Marc Casadó e le conseguenze | Calcio | Sport
A volte è solo una lettera. Una campata Un minuto. Un dettaglio apparentemente senza importanza. Una sciocchezza. Non lo facciamo zoom rilevante al momento e nel nostro piccolo, quel piccolo gesto non interessa. Sarà più tardi – è sempre più tardi – quando ritorneremo ad esso e lo comprenderemo. Questo è tutto. Era sempre stato così. Deve essere.
Non so se ti è mai capitato che, all’improvviso, tutto si allinei, quasi per magia, e all’improvviso esca quello che non è venuto fuori. Si apre la serratura, arriva la chiamata, si inizia a giocare, le cose funzionano. Tutto scorre. Non sai perché, da quando, perché adesso.
Perché adesso e perché io sono le domande che si pongono maggiormente i giocatori che hanno appena subito un grave infortunio. Non c’è mai un buon momento per doversi fermare, per rimandare i propri progetti e portarli avanti di dieci o dodici mesi. Nessuna delle risposte che ci diamo alle porte di una sala operatoria dà sollievo, ma se non le facciamo non riusciremo ad andare avanti nel processo di superamento dello shock della lesione.
Gli specialisti sono alla ricerca di una verità medica che ci aiuterà a impedire che un crociato faccia una mossa sbagliata. È l’anatomia? È la meccanica? È stanchezza? Sono tutti i fattori allo stesso tempo e nessuno in particolare. Succede e continuerà ad accadere. Casuale o causale. È una lettera, una u che viene prima o dopo una s, è quella piccolissima differenza tra qualcosa che è – e che già è – o forse non sarà mai. Casualità o conseguenze. Vita.
Il gioco con isi. E se Marc Bernal non fosse andato al taglio dalla parte del Vallecas, nel recupero, per contribuire a preservare i tre punti che il Barça stava prendendo contro il Rayo? Non lo sappiamo. Non lo sapremo. Ma forse né Marc Casadó né il Barça sarebbero dove e come sono adesso. Causale o casuale. Difficile da risolvere.
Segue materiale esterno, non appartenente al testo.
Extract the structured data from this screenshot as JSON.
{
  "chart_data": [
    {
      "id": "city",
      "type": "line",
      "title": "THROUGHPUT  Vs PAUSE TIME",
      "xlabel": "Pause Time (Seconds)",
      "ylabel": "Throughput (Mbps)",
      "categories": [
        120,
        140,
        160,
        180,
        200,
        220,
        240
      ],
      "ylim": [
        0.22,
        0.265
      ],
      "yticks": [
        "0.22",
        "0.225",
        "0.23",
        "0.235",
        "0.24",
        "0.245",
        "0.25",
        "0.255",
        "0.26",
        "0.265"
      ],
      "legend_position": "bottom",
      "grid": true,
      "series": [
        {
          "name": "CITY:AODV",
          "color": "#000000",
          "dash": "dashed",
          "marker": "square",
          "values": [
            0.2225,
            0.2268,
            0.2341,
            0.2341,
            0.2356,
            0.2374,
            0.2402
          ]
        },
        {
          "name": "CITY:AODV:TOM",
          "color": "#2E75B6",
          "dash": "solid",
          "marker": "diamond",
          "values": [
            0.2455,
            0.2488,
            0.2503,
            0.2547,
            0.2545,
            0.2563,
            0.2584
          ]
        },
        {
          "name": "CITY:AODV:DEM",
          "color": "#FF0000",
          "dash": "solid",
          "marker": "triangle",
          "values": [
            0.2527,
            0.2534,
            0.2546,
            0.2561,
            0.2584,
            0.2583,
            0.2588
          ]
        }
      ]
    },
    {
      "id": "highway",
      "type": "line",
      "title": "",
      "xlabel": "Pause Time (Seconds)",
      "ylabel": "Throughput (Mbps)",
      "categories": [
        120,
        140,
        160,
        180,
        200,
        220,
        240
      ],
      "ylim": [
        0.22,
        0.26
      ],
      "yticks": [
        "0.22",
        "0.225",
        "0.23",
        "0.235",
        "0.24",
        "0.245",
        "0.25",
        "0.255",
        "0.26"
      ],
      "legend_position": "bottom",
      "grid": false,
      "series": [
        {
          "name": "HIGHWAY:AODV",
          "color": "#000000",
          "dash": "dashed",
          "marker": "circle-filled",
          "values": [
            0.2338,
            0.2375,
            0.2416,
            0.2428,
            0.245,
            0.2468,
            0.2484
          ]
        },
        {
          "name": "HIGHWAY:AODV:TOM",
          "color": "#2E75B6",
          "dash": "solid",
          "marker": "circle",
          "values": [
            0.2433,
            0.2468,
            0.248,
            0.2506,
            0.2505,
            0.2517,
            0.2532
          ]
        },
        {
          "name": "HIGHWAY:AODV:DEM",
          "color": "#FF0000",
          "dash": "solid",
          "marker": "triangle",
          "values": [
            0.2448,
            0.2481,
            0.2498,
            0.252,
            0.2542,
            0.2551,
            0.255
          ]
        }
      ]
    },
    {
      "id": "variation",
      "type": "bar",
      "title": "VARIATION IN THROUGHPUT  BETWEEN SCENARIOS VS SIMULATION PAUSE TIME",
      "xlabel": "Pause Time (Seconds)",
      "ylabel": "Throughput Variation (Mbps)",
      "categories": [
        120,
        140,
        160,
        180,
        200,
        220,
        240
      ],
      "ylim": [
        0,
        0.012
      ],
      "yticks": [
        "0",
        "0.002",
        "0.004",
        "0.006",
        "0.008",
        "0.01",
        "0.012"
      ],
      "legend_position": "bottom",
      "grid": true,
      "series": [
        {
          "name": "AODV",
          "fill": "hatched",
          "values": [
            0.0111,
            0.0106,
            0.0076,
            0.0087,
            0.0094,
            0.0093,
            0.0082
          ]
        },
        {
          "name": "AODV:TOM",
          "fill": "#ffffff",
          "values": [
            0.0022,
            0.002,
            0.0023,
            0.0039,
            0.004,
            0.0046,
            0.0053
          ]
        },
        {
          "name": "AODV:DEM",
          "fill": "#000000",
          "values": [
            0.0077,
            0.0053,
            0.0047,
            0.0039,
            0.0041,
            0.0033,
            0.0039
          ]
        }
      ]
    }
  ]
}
La verità è adesso. E sono i dati. Dopo una specie di fusione In preseason, Casadó ha giocato all’interno la prima giornata contro il Valencia – insieme a Bernal e Raphinha al centro – ed è entrato dalla panchina nelle due partite successive. I prescelti di Flick sembravano come gli altri. L’allenatore tedesco ha optato per Bernal come centrocampista titolare e ha giocato con lui contro Athletic e Rayo. Casadó non ha avuto un solo minuto. Inedito.
E, all’improvviso, tutto è cambiato. La vita si è capovolta. Un crociato ha attraversato il suo cammino, con sfortuna e opportunità di Bernal. I capricci dello sport ne fermarono uno e ne catapultarono un altro. Bernal e Casadó sarebbero stati compatibili? Casadó sarebbe esploso comunque?
Tendiamo a pensare che i bravi ragazzi siano così bravi da trovare sempre il modo di farcelo sapere, ma lo sport è pieno di storie di atleti che non si vedono finché non sono stati visti. Lo dicano a Sergio Busquets senza andare oltre. Oggi Casadó è onnipresente in questo Barça. È intenso, è chirurgico. E’ il piano di Flick con gli stivali, vero?
Il guerriero nella metà campo del Barça è l’energia della squadra. È l’equilibrio tra pausa e vertigine. Sono più di 1.500 minuti e un possesso faticosamente conquistato a meno di espulsione o sovraccarico.
A volte tutto è tanto crudele quanto ovvio. Quasi pratico. È la palla che Woody Allen sospende in aria così che ci angosciamo se cadrà dalla nostra parte oppure no. È la tensione di rete. Potrebbe essere il vento. Sei tu a segnare per primo o a farglielo fare. Quello era il Barça a Dortmund. Possibilità o intenzione. Sposato.